You have go to cut me a little slack. I know that if I connect the positive of a battery to the earth current will not flow unless I had the other terminal connect to earth also. I was just kinda thinking of the ground in a circuit. You know on spice how you always have to put in a ground even though you dont really need one for DC.
That's a side effect of how spice works, not a side effect of how the real world works. Spice simulators work through mathematical models, not by modelling the actual physics of the materials involved.
But anyways what I am getting at is this; are you completely sure that your energy is being converted to heat as it passes through a resistor?
Well, given that the amount of heat produced in a resistor is equal to that predicted by current physics theory for a given resistance, voltage, and current, yes, I'm pretty confident.
Or is the heat a by product of the electrons passing through it.
Not "or", "and". Yes, it is. More precisely, it's the charge which is moving more than the electrons (which are also moving but much more slowly than the charge).
Also, are you sure that just because power is stored in an inductor it is being consumed?
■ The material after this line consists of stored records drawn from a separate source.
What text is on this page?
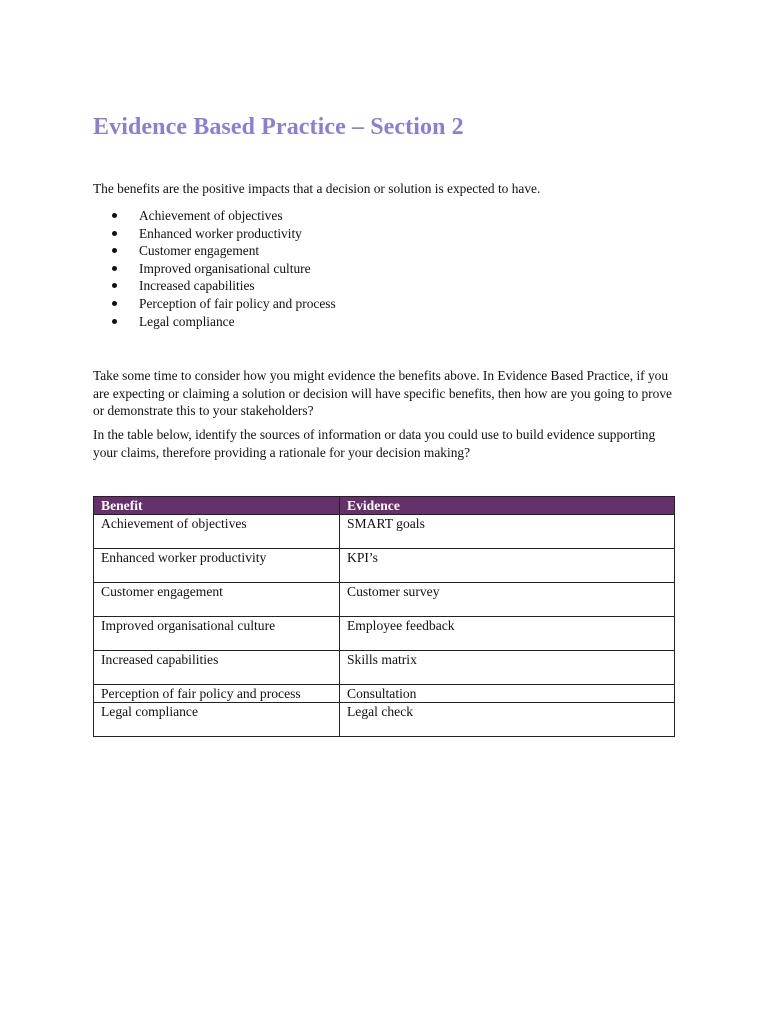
Evidence Based Practice – Section 2

The benefits are the positive impacts that a decision or solution is expected to have.

Achievement of objectives
Enhanced worker productivity
Customer engagement
Improved organisational culture
Increased capabilities
Perception of fair policy and process
Legal compliance

Take some time to consider how you might evidence the benefits above. In Evidence Based Practice, if you are expecting or claiming a solution or decision will have specific benefits, then how are you going to prove or demonstrate this to your stakeholders?

In the table below, identify the sources of information or data you could use to build evidence supporting your claims, therefore providing a rationale for your decision making?

Benefit	Evidence
Achievement of objectives	SMART goals
Enhanced worker productivity	KPI’s
Customer engagement	Customer survey
Improved organisational culture	Employee feedback
Increased capabilities	Skills matrix
Perception of fair policy and process	Consultation
Legal compliance	Legal check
No, and that doesn't make any sense anyway, as it's contradictory. I'm quite certain that the charge which is stored in an inductor is stored in the inductor, not consumed by the inductor. Energy which cannot be reclaimed cannot be said to have been stored.
Are you certain you cant get that power back?
No, and I didn't say that. The stored energy in an inductor can be gotten back--otherwise we would not say that the energy had been stored; we'd say it had been consumed. Some energy can be consumed (say, into heat by internal resistance, or into magnetic force) but then we don't say that this energy has been stored by the inductor--although we can store some of the converted energy, for instance, as kinetic energy in a flywheel. This energy can of course be at least partially reclaimed.
What I have noticed in my experiments is that voltage seems to play a very big role in charging lead acid batteries. That is how the Tesla switch recaptures most of its energy.
Voltage is important in any battery charger, as is current.
Again, are you planning on publishing any of these test methodologies, setups, and results of yours which you keep referencing? I really would like to try to replicate some of your results.